#! /usr/bin/gawk -f
# Last edited on 1999-01-30 17:30:58 by stolfi

BEGIN {
  abort = -1;
  usage = ( "list-page-champs [ -v maxChamps=NUM ] < INFILE > OUTFILE" );
  
  # Reads from INFILE recors in the format
  #
  #   COUNT SEC PNUM FNUM WORD
  #
  # where SEC is a section tag, PNUM is a page's p-number,
  # 
  # Assumes they are grouped by SEC and PNUM and then sorted by COUNT
  # decreasing.
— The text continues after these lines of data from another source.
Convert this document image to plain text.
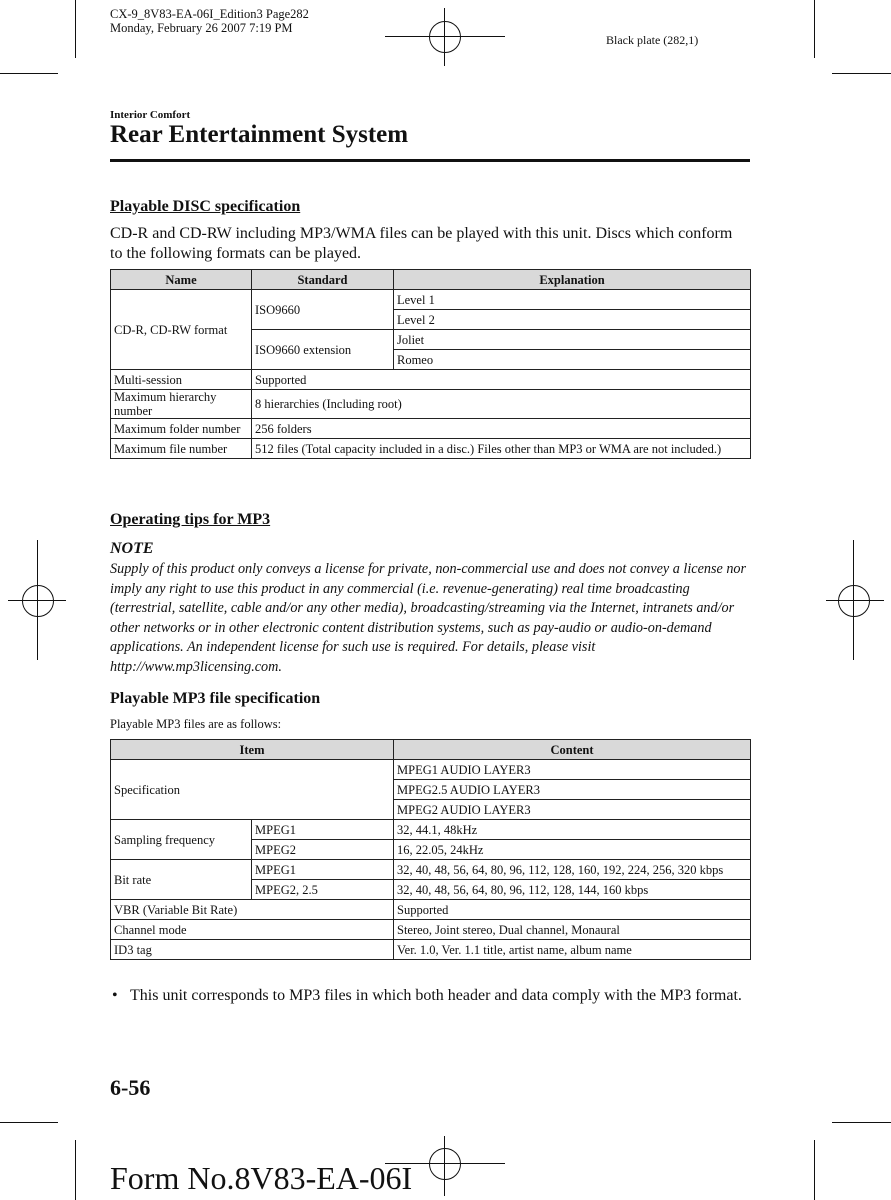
CX-9_8V83-EA-06I_Edition3 Page282
Monday, February 26 2007 7:19 PM
Black plate (282,1)
Interior Comfort
Rear Entertainment System
Playable DISC specification
CD-R and CD-RW including MP3/WMA files can be played with this unit. Discs which conform to the following formats can be played.
Name	Standard	Explanation
CD-R, CD-RW format	ISO9660	Level 1
		Level 2
	ISO9660 extension	Joliet
		Romeo
Multi-session	Supported	
Maximum hierarchy number	8 hierarchies (Including root)	
Maximum folder number	256 folders	
Maximum file number	512 files (Total capacity included in a disc.) Files other than MP3 or WMA are not included.)	
Operating tips for MP3
NOTE
Supply of this product only conveys a license for private, non-commercial use and does not convey a license nor imply any right to use this product in any commercial (i.e. revenue-generating) real time broadcasting (terrestrial, satellite, cable and/or any other media), broadcasting/streaming via the Internet, intranets and/or other networks or in other electronic content distribution systems, such as pay-audio or audio-on-demand applications. An independent license for such use is required. For details, please visit http://www.mp3licensing.com.
Playable MP3 file specification
Playable MP3 files are as follows:
Item		Content
Specification		MPEG1 AUDIO LAYER3
		MPEG2.5 AUDIO LAYER3
		MPEG2 AUDIO LAYER3
Sampling frequency	MPEG1	32, 44.1, 48kHz
	MPEG2	16, 22.05, 24kHz
Bit rate	MPEG1	32, 40, 48, 56, 64, 80, 96, 112, 128, 160, 192, 224, 256, 320 kbps
	MPEG2, 2.5	32, 40, 48, 56, 64, 80, 96, 112, 128, 144, 160 kbps
VBR (Variable Bit Rate)		Supported
Channel mode		Stereo, Joint stereo, Dual channel, Monaural
ID3 tag		Ver. 1.0, Ver. 1.1 title, artist name, album name
• This unit corresponds to MP3 files in which both header and data comply with the MP3 format.
6-56
Form No.8V83-EA-06I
Writes for each page a record of the form
  #
  #   SEC PNUM FNUM W1(C1) W2(C2) ... Wn(Cn)
  #
  # where W1, W2, ... Wn are the NUM (default 1) most popular WORds 
  # in page PNUM, and C1, C2, ... Cn are the respective COUNTs. 

  if (maxChamps == "") { maxChamps = 1; }
  
  cur_key = "";
  split("", top_wd);
  split("", top_ct);
}

(abort >= 0) { exit abort; }

/./ {
  ct = $1
  sc = $2;
  pn = $3;
  fn = $4; 
  wd = $5;
  key = (sc " " pn " " fn)
  if (key != cur_key)
    { flush_page();
      nChamps = 0; 
      cur_key = key;
      last_ct = 999999;
    }
  if (last_ct < ct) { error("out of order"); }
  if (nChamps < maxChamps) 
    { top_wd[nChamps] = wd; top_ct[nChamps] = ct; nChamps++; }
}

END {
  if (abort >= 0) { exit abort; }
  flush_page();
}

function flush_page(   i)
{
  if (cur_key != "") 
    { printf "%-14s", cur_key;
      for(i=0; i<nChamps; i++)
        { printf " %s(%d)", top_wd[i], top_ct[i]; }
      printf "\n";
    }
}
      
function error(msg)
{ 
  printf "line %d: %s\n", NR, msg >> "/dev/stderr";
  abort = 1;
  exit 1;
}

function arg_error(msg)
{ 
  printf "%s\n", msg >> "/dev/stderr";
  abort = 1;
  exit 1;
}